The County of Yorkshire had sent a diorama of a boat on a beach, below a slope of wild flowers and a decidedly dodgy background painting of Yorkshire scenery. Dioramas used to be a big thing at garden shows before falling out of fashion and this one was quite fun, except that somebody had decided that the way to create the effect of waves on the beach was to attach one of the three mooring buoys to an underwater motor that sent it plunging up and down like a space hopper.
It had also been well flagged in the press that many of the design stars of recent years, including Tom Stuart-Smith, Cleve West, and Andy Sturgeon, were all taking a break from Chelsea. That needn't be a barrier per se. I like all of their work, probably in that order, but it's good to make space for new talent to come through. If only it does. There has also been talk of the lack of sponsors, variously blamed on Brexit in particular or the climate of uncertainty in general. It was depressing to read in the Standard on the train home that the winner of the Fresh Gardens section, which was a really good expression of ideas for planting around some low rise flats, had been unable to find a sponsor despite having won three previous Chelsea gold medals, and ended up financing her entry from her own landscaping business. Does that confirm a general lack of available sponsorship, or just prejudice against female designers?
In the Artisan Gardens category there was one standout good display, based on the greening of a post industrial landscape using rusting cranes, recycled wood and metal and some covetable rusted metal sculptures, and we were pleased when we found out it had won in its category. The others were pleasant if not brilliant. The difference between Artisan and Fresh Gardens seems to be that if it references traditional crafts or historic customs it is Artisan, and if it includes giant pink perspex triangles and half the planting is hidden underground it is probably Fresh.

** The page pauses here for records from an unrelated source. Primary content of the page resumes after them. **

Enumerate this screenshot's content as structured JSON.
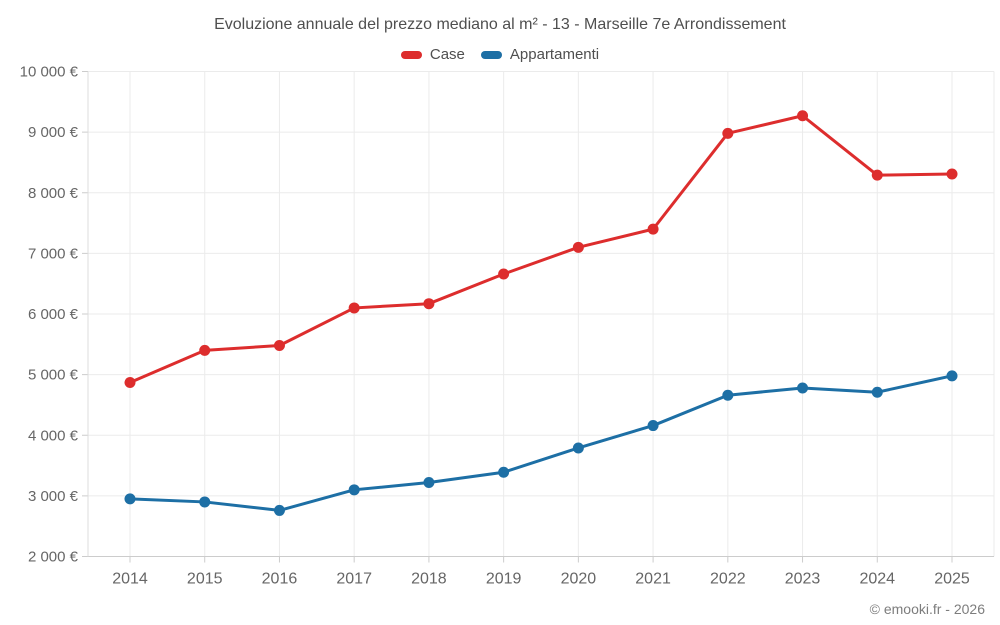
{
  "title": "Evoluzione annuale del prezzo mediano al m² - 13 - Marseille 7e Arrondissement",
  "footer": "© emooki.fr - 2026",
  "legend": [
    {
      "label": "Case",
      "color": "#dd2d2d"
    },
    {
      "label": "Appartamenti",
      "color": "#1d6fa5"
    }
  ],
  "chart_data": {
    "type": "line",
    "title": "Evoluzione annuale del prezzo mediano al m² - 13 - Marseille 7e Arrondissement",
    "xlabel": "",
    "ylabel": "",
    "categories": [
      "2014",
      "2015",
      "2016",
      "2017",
      "2018",
      "2019",
      "2020",
      "2021",
      "2022",
      "2023",
      "2024",
      "2025"
    ],
    "series": [
      {
        "name": "Case",
        "color": "#dd2d2d",
        "values": [
          4870,
          5400,
          5480,
          6100,
          6170,
          6660,
          7100,
          7400,
          8980,
          9270,
          8290,
          8310
        ]
      },
      {
        "name": "Appartamenti",
        "color": "#1d6fa5",
        "values": [
          2950,
          2900,
          2760,
          3100,
          3220,
          3390,
          3790,
          4160,
          4660,
          4780,
          4710,
          4980
        ]
      }
    ],
    "ylim": [
      2000,
      10000
    ],
    "y_ticks": {
      "values": [
        2000,
        3000,
        4000,
        5000,
        6000,
        7000,
        8000,
        9000,
        10000
      ],
      "labels": [
        "2 000 €",
        "3 000 €",
        "4 000 €",
        "5 000 €",
        "6 000 €",
        "7 000 €",
        "8 000 €",
        "9 000 €",
        "10 000 €"
      ]
    },
    "grid": true,
    "legend_position": "top"
  }
}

I had one shopping mission for the day, to buy a packet of beige plastic stick in plant labels. Beige does not sound very exciting, but that is the point, since it blends discreetly into the background in terracotta pots and I wanted some for my display pots, but I drew a blank since the place I got them last time didn't have any. A quick Google search this morning revealed that of course I can get them somewhere else online though the cost of delivery will be almost twice that of the labels.
So that was Chelsea. Nice but not as thrilling as it should have been. The trouble with the plethora of sculptures, statuary gifts, ceramics, candles and diffusers, jewellery, and non-gardening accessories and footwear is threefold. Firstly, many are quite horrible and I wouldn't receive them with joy as a gift. Secondly, I couldn't afford to buy most of them even if I wanted them. And thirdly, I could look at that sort of thing at the Country Living Fair for £14 or the London Art Fair for £15, instead of paying the RHS £72 for the privilege of going to the first members' day at the Chelsea Flower Show. We agreed as we left that we would go next year, but if it continues down the same path I doubt we'll be there in three years' time.